Belgium Recycled: centrifugal and centripetal tautologies for the country’s finalité politique

Article published on July 19, 2011
Article published on July 19, 2011
By Julian Memetaj Early this month (7 July) political gridlock between the Francophones and the Flemings set under deep and critical skepticism the state’s centric ontology.
Notably, the suggestions proposed by the French-speaking formateur Elio Di Rupo (appointed by King Albert II to form a new governmental coalition), was turned once more into a basket case by the heading Flemish parties, and particularly the N-VA leader Bart De Wever.

For those who favor chess strategy, the King’s diplomatic muscles run the risk of epaulette mate into the ambivalent political crisis that has overshadowed the state’s apparatus. On principle, after 13-months of “grand bargains”, this surprisingly stubbornness and deep rooted suspicion of political leadership to come up with a unanimous decision for the national interest has led parsimoniously to the view that disintegration is an unconditional reality for the near future.

Par excellence, articulated lessons traced from the recent diplomatic history (e.g., the Former Yugoslavia, Czechoslovakia or even the newborn state of South Soudan) endure the logical fallacy of those who favor dissolution. Notwithstanding, as every case is unique in its distinctiveness, parallel comparisons should be carefully stated avoiding thereof to transcend the wrong message onto countries with similar tracks (e.g., the Scots, the Catalans, the Basques and the Corsicans).
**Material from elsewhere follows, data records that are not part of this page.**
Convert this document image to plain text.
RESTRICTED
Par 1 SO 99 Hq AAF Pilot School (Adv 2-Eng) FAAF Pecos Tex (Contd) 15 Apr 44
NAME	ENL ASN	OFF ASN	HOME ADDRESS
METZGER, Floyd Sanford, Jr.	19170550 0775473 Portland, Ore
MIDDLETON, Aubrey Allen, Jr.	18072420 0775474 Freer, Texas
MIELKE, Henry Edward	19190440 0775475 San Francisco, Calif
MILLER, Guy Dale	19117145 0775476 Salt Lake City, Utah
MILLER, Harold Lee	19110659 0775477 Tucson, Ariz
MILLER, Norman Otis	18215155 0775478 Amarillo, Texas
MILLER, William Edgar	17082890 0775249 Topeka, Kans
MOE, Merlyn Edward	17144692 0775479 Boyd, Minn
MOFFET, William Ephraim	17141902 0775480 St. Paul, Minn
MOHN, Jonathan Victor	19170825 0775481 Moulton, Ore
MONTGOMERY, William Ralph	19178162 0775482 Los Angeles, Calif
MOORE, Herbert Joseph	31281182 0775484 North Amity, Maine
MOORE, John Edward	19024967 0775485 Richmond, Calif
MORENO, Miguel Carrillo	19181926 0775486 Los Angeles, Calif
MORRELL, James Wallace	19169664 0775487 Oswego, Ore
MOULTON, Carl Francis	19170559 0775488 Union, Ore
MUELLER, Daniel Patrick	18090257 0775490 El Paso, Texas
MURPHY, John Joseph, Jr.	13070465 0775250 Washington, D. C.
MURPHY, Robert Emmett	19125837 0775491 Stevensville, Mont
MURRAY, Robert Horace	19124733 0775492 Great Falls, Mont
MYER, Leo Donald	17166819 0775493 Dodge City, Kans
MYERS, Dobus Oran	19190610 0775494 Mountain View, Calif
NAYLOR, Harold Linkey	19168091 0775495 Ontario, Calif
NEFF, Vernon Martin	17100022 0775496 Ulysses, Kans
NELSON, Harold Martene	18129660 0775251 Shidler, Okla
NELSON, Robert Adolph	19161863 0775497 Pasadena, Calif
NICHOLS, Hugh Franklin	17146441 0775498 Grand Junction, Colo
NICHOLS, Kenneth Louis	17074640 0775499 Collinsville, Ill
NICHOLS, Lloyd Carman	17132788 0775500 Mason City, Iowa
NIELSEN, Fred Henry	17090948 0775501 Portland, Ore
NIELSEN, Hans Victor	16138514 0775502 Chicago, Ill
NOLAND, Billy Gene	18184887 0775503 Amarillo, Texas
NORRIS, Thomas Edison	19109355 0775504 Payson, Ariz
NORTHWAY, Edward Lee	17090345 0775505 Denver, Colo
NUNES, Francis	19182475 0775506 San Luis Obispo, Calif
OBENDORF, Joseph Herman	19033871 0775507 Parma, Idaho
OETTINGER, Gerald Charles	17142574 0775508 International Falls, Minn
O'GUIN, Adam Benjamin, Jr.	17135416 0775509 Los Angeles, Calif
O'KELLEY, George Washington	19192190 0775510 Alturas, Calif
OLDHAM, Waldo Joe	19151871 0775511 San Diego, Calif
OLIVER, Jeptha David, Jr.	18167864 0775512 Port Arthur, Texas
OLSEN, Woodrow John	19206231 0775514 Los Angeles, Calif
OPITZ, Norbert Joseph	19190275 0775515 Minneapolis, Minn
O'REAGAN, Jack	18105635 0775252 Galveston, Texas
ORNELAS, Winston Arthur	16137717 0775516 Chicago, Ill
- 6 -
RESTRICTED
Explaining and understanding the situation in a nutshell, the country is on the threshold of new elections according to the Flemish-speaking Belgian press. By the same token, the Herculean task of King Albert II and the laudatory 111-page note from Di Rupo in order to bridge the existing discrepancies between the two federal units in issues such as budgetary policy and greater fiscal autonomy for the Flemish regions, did not alter significantly the abovementioned modus Vivendi, even if all French-speaking parties and a respectable number of Dutch-speaking parties had already agreed to re-start coalition talks.

On balance, viewing its political landscape through the eyes of a foreigner, Belgium’s ‘democratic deficit’ seems to have been stuck between a rock and unapproachable pointed cliffs. Both Flemings and Francophones are not without flaws. On the other hand, as in the case of the Arab spring, no one is able to make any safe prediction about the outcome of the Belgian Spring. In plain language, a sinister aspect that privileges a synthetic lay perhaps might be too ecumenical when seen in a theoretical angle.

Suffice to say that the political system of Belgium is based on a federal parliamentary democracy under a constitutional monarchy; however, in practice it looks more like an asymmetric confederation (e.g., Russia) willing to transfer greater powers onto the richest constituent units of the country (i.e., the Flemish regions) fomenting the consociational approach with which the country has been successfully associated in the recent past as a well trained actor in reaching compromise.

Furthermore, as the country is divided by cultural cleavages, Belgian’s contemporary electoral system is filled with a poignant controversy. Given the twofold electoral mechanism, Belgium has neither national parties nor a national program. Therefore, the Flemish can only vote for Flemish parties and the Walloons only for Walloon parties. Given the gravity of the situation, Belgium administered successfully the European Union’s (EU) presidency, decreased the budget deficit and overall scored well with only a caretaker government. Perhaps an exogenous exegesis for the absence of a strong centre to cope with the created stalemate lies in the added value of the EU as a ‘market making’ and ‘market correcting’ structure of which Belgium is a founding member.

In the long run, co-federation between a supranational structure (i.e., the EU) and a European Member State may satisfy the loftier goals in the mind of political elites by demystifying the system of multilevel governance. Seen in this perspective, Belgium could pave the way in European politics and become a role model for those countries which wish to draw the same conclusions in their domestic affairs. Nevertheless, in the short run, structural changes and parallel structures is not in the best interest of an otherwise polarized electorate.

The apple of discord is the linguistic division and the territorial division. More particularly the Flemish parties seek to split the Brussels-Halle-Vilvoorde voting district around the Belgian capital where horizontal bilingualism is widely practiced. This issue has raised serious concerns regarding the ethnic identity of groups involved. The Jacobin ideal of ‘one language-one-nation’ seems obsolescent and inappropriate to encapsulate the vision of a rapidly changing world. Language itself cannot create problems or conflicts; it is people and sociopolitical reasons that can make multilingual societies problematic. A human solution though would ask for cultural and linguistic pluralism where populations are willing and able to decide their own adaptations to the different varieties.